When I wrote my post about sham contracting, I faced strong opposition from some Malaysian migrants who accused me of discouraging new or potential migrants. I sometimes wonder if this attitude was the reason why many people find it difficult to find solid information about the realities of life as a migrant in South Australia?
Tough love in print
Fortunately, there are people who are willing to speak up despite the opposition and disapproval. I recently came across the writings of one Malcolm King whose insightful, no-holds-barred opinion pieces I thought were really spot on. I wasn’t surprised when King came under fire from State Treasurer Tom Koutsantonis after he wrote a blistering op ed piece about SA’s unmentionable problems. It’s easier to deny that there’s a problem than to do something about it, eh?

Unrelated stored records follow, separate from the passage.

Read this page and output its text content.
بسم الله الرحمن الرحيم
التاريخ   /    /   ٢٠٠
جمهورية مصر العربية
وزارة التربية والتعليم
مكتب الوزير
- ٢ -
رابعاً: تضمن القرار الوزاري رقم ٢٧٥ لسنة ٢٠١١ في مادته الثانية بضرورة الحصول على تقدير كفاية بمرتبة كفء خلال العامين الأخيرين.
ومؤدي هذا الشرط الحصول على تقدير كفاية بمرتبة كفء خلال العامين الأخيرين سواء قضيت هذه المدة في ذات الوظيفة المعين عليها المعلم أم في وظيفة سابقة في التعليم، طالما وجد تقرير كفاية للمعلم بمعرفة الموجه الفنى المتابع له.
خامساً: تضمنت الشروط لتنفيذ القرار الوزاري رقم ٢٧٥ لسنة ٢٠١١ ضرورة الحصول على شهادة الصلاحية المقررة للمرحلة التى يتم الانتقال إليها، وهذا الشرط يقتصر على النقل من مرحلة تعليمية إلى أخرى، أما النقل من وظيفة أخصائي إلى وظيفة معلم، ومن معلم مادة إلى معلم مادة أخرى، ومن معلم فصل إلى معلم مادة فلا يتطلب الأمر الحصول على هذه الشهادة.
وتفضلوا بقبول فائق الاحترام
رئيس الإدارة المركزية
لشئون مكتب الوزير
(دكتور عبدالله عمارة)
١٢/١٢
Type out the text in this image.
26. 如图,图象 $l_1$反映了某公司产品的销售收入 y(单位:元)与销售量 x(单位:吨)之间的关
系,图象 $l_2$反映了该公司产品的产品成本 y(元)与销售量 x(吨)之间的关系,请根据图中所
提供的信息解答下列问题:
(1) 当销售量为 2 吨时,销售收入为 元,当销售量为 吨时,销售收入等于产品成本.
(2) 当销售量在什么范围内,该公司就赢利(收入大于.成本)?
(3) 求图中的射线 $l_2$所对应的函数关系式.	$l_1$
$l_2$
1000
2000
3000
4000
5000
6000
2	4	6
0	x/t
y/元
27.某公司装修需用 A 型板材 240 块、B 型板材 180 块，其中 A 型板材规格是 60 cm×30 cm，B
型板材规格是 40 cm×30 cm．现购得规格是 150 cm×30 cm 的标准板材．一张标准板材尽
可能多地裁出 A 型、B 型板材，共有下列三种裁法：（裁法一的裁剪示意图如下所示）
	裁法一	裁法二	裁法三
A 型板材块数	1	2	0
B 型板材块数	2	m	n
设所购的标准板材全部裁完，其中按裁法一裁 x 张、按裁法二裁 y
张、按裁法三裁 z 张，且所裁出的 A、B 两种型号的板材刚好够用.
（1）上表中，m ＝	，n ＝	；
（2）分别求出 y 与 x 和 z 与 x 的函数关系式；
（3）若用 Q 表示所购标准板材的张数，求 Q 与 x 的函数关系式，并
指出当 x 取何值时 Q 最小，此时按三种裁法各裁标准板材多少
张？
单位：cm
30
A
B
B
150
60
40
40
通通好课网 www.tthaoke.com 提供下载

He called Adelaide Amish in the piece Adelaide: decline and fall. And I’m sure many migrants would feel the sting of Hold skilled migration until SA economy improves. He said something not many people would say in polite company let alone in the public sphere:
Why would a state government spin SA’s charms to people in England, India and China, when locals can’t get a job here? The answer is – money.
In a broad-based and diverse modern economy, migrants pump cash into the state for rental accommodation, schools, food and utilities. They may take six months to a year to get a job and, when they do, they become ‘cash generators’. Migrants are a boon when the economy is going well for a raft of social and economic reasons.
Do read Malcolm King’s columns. You may hate what he has to say, but I think his opinion is valid and he does point out uncomfortable facts. For one, I share his concern about SA’s lack of economic diversity. For example, SA’s top industries are Healthcare and Social Assistance, Retail and Manufacturing. What it desperately needs is to build a knowledge-based economy or to create a dynamic entrepreneurial community.
Oh, Susan, why are you being such a downer? You may wonder. I’m just saying that you need to know exactly what you’re in for if you move to South Australia. (And I say SA, as I haven’t a clue about other states.) It could make for a happier and smoother experience. (Hopefully.)
Others would say: why are you being so negative? Life is so much better here! No need to stress and work under bad bosses in jobs that demand 15-hour workdays. Hate to say this but you get them here too. Also, is a better lifestyle worth sacrificing a career that you’ve spent decades building? Some cannot fathom the idea and would be depressed by that. Some can and are more than wiling to do it. And some think that they can but end up realising that the couldn’t!
So nothing is more important than clarity when it comes to moving countries. You got to be sure what motivates you to make such a life-changing decision. And if you’re clear about what it is, remind yourself every single day.
To achieve clarity, you need information. Real information. Not just stories about the beaches and barbies in the backyard.